In short, FDR might have lost the specific Court-packing battle, but he ultimately won the war over the Supreme Court.
Were there electoral consequences? Perhaps. Democrats took a beating in the 1938 midterms, but I suspect most political historians would assert that the middle-class resentment over the sit-down strikes by organized labor and the general blowback from the ongoing “Roosevelt Recession” of 1937-1938 were more important factors than the long-abandoned Court-packing plan.
For all these reasons, I’d suggest that today’s Democrats are simply drawing the wrong lessons from the “Court-packing controversy.”
The Supreme Court isn’t remotely the same institution it was then, both in the public perception of it and the actual conduct of its conservative bloc. Moreover, Court-packing wasn’t the catastrophe many believe it to be today. There were real benefits to FDR’s challenging the conservative bloc then and there would be even greater ones today.
Instead of listening to those who misunderstand the history of “Court-packing,” Democrats should adopt the framing used by Senator Robert LaFollette, Jr. to back FDR’s plan.

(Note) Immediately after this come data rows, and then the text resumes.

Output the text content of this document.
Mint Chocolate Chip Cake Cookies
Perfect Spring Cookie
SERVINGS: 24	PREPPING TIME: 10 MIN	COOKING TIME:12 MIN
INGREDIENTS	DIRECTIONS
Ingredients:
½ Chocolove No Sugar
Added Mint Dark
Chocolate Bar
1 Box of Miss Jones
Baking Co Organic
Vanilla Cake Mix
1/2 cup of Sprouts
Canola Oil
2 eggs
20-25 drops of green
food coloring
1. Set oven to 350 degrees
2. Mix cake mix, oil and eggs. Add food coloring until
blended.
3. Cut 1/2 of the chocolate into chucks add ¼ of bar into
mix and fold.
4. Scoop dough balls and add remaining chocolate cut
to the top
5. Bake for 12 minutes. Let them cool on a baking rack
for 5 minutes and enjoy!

A Progressive Republican from Wisconsin, LaFollette argued passionately that the president wasn’t trying to “pack” the Court; rather, he said, FDR was trying to “unpack” the pro-business bloc that had taken it over in the preceding decades.
There is a lot of talk of the President “packing” the Court. Let’s not be misled by a red herring. The Court has been “packed” for years – “packed” in the interests of Economic Royalists, “packed” for the benefit of the Liberty Leaguers, “packed” in the cause of reaction and laissezfaire. Let’s be frank about this matter. The vested interests have for years prevailed in the selection of judges. Under our form of government the will of the majority should prevail. If the majority of the people want progress, they shall have it. [The 1936 election] made it clear and unmistakable where the vast majority of the people stand. They want to be free from the shackles of vested interests. They have rejected the Economic Royalists. In the words of Lincoln, they want a government of the people, by the people, and for the people. They cannot have it if the Supreme Court places itself above the Constitution and arrogates to itself legislative functions. One clear way in which they can have their will of last November expressed is to have the Congress “unpack” a Court which has long been “packed” by the forces of reaction.

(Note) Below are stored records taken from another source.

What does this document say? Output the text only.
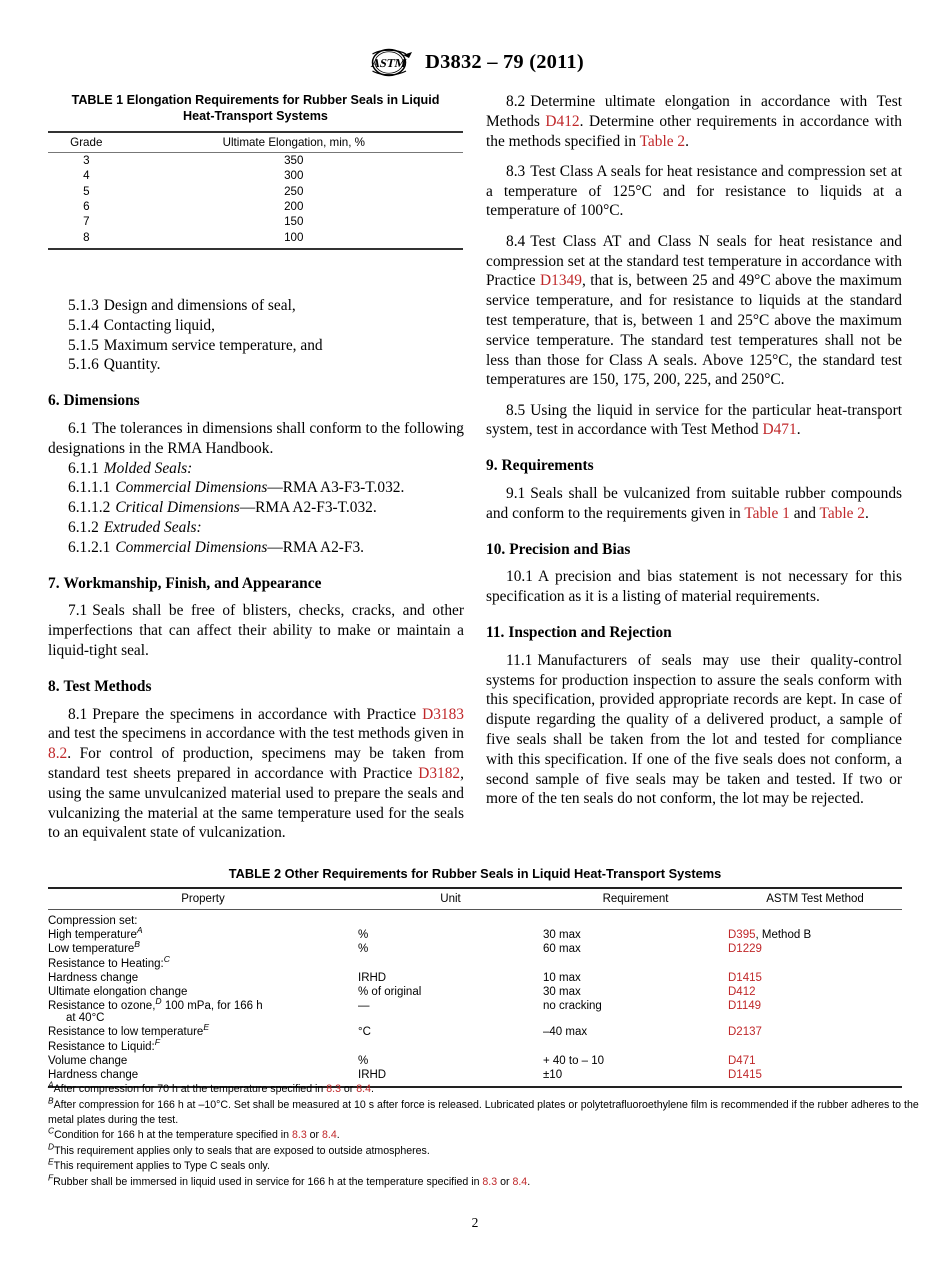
ASTM D3832 – 79 (2011)
TABLE 1 Elongation Requirements for Rubber Seals in Liquid Heat-Transport Systems
Grade	Ultimate Elongation, min, %
3	350
4	300
5	250
6	200
7	150
8	100

5.1.3 Design and dimensions of seal,

5.1.4 Contacting liquid,

5.1.5 Maximum service temperature, and

5.1.6 Quantity.

6. Dimensions

6.1 The tolerances in dimensions shall conform to the following designations in the RMA Handbook.

6.1.1 Molded Seals:

6.1.1.1 Commercial Dimensions—RMA A3-F3-T.032.

6.1.1.2 Critical Dimensions—RMA A2-F3-T.032.

6.1.2 Extruded Seals:

6.1.2.1 Commercial Dimensions—RMA A2-F3.

7. Workmanship, Finish, and Appearance

7.1 Seals shall be free of blisters, checks, cracks, and other imperfections that can affect their ability to make or maintain a liquid-tight seal.

8. Test Methods

8.1 Prepare the specimens in accordance with Practice D3183 and test the specimens in accordance with the test methods given in 8.2. For control of production, specimens may be taken from standard test sheets prepared in accordance with Practice D3182, using the same unvulcanized material used to prepare the seals and vulcanizing the material at the same temperature used for the seals to an equivalent state of vulcanization.

8.2 Determine ultimate elongation in accordance with Test Methods D412. Determine other requirements in accordance with the methods specified in Table 2.

8.3 Test Class A seals for heat resistance and compression set at a temperature of 125°C and for resistance to liquids at a temperature of 100°C.

8.4 Test Class AT and Class N seals for heat resistance and compression set at the standard test temperature in accordance with Practice D1349, that is, between 25 and 49°C above the maximum service temperature, and for resistance to liquids at the standard test temperature, that is, between 1 and 25°C above the maximum service temperature. The standard test temperatures shall not be less than those for Class A seals. Above 125°C, the standard test temperatures are 150, 175, 200, 225, and 250°C.

8.5 Using the liquid in service for the particular heat-transport system, test in accordance with Test Method D471.

9. Requirements

9.1 Seals shall be vulcanized from suitable rubber compounds and conform to the requirements given in Table 1 and Table 2.

10. Precision and Bias

10.1 A precision and bias statement is not necessary for this specification as it is a listing of material requirements.

11. Inspection and Rejection

11.1 Manufacturers of seals may use their quality-control systems for production inspection to assure the seals conform with this specification, provided appropriate records are kept. In case of dispute regarding the quality of a delivered product, a sample of five seals shall be taken from the lot and tested for compliance with this specification. If one of the five seals does not conform, a second sample of five seals may be taken and tested. If two or more of the ten seals do not conform, the lot may be rejected.

TABLE 2 Other Requirements for Rubber Seals in Liquid Heat-Transport Systems
Property	Unit	Requirement	ASTM Test Method
Compression set:			
High temperature$^A$	%	30 max	D395, Method B
Low temperature$^B$	%	60 max	D1229
Resistance to Heating:$^C$			
Hardness change	IRHD	10 max	D1415
Ultimate elongation change	% of original	30 max	D412
Resistance to ozone,$^D$ 100 mPa, for 166 h
at 40°C	—	no cracking	D1149
Resistance to low temperature$^E$	°C	–40 max	D2137
Resistance to Liquid:$^F$			
Volume change	%	+ 40 to – 10	D471
Hardness change	IRHD	±10	D1415

$^A$After compression for 70 h at the temperature specified in 8.3 or 8.4.

$^B$After compression for 166 h at –10°C. Set shall be measured at 10 s after force is released. Lubricated plates or polytetrafluoroethylene film is recommended if the rubber adheres to the metal plates during the test.

$^C$Condition for 166 h at the temperature specified in 8.3 or 8.4.

$^D$This requirement applies only to seals that are exposed to outside atmospheres.

$^E$This requirement applies to Type C seals only.

$^F$Rubber shall be immersed in liquid used in service for 166 h at the temperature specified in 8.3 or 8.4.

2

Of course, this argument fell short at the time, because its basic cynicism ran headlong into the stubborn idealism that all too many Americans still had about the institutions of government.
But thanks to the ethical scandals and political gamesmanship that have come to define the current Supreme Court, the argument that the Court has been “‘packed’ by the forces of reaction” seems quite obvious. As a result, the argument that it now needs to be “unpacked” would carry much more weight.
Unpack the Court. It’s long overdue.
Interesting bit of history. Few talk about the Sumners-McCarran Act of 1937. It enabled Supreme Court justices to get a pension. Van Devanter retired right after it took effect. The irony was that McCarran strongly opposed the court-packing plan, and earned FDR's ire for it, but he helped him get rid of some of the justices!
Excellent summary. Thank you. There is so much work to be done educating the public not only on how horrific a turn the Court has taken but that they can actually do something about it. I gently cautioned a democratic influencer on Instagram to not use the terms "pack the court" for what we need to do to unscrew what Roberts has screwed up. The other side has used language masterfully for too long to beat us with a stick (tough on crime, all lives matter, pro-life and anti-woke). I like your use of UNpack the court. It sets the narrative on what they have already done.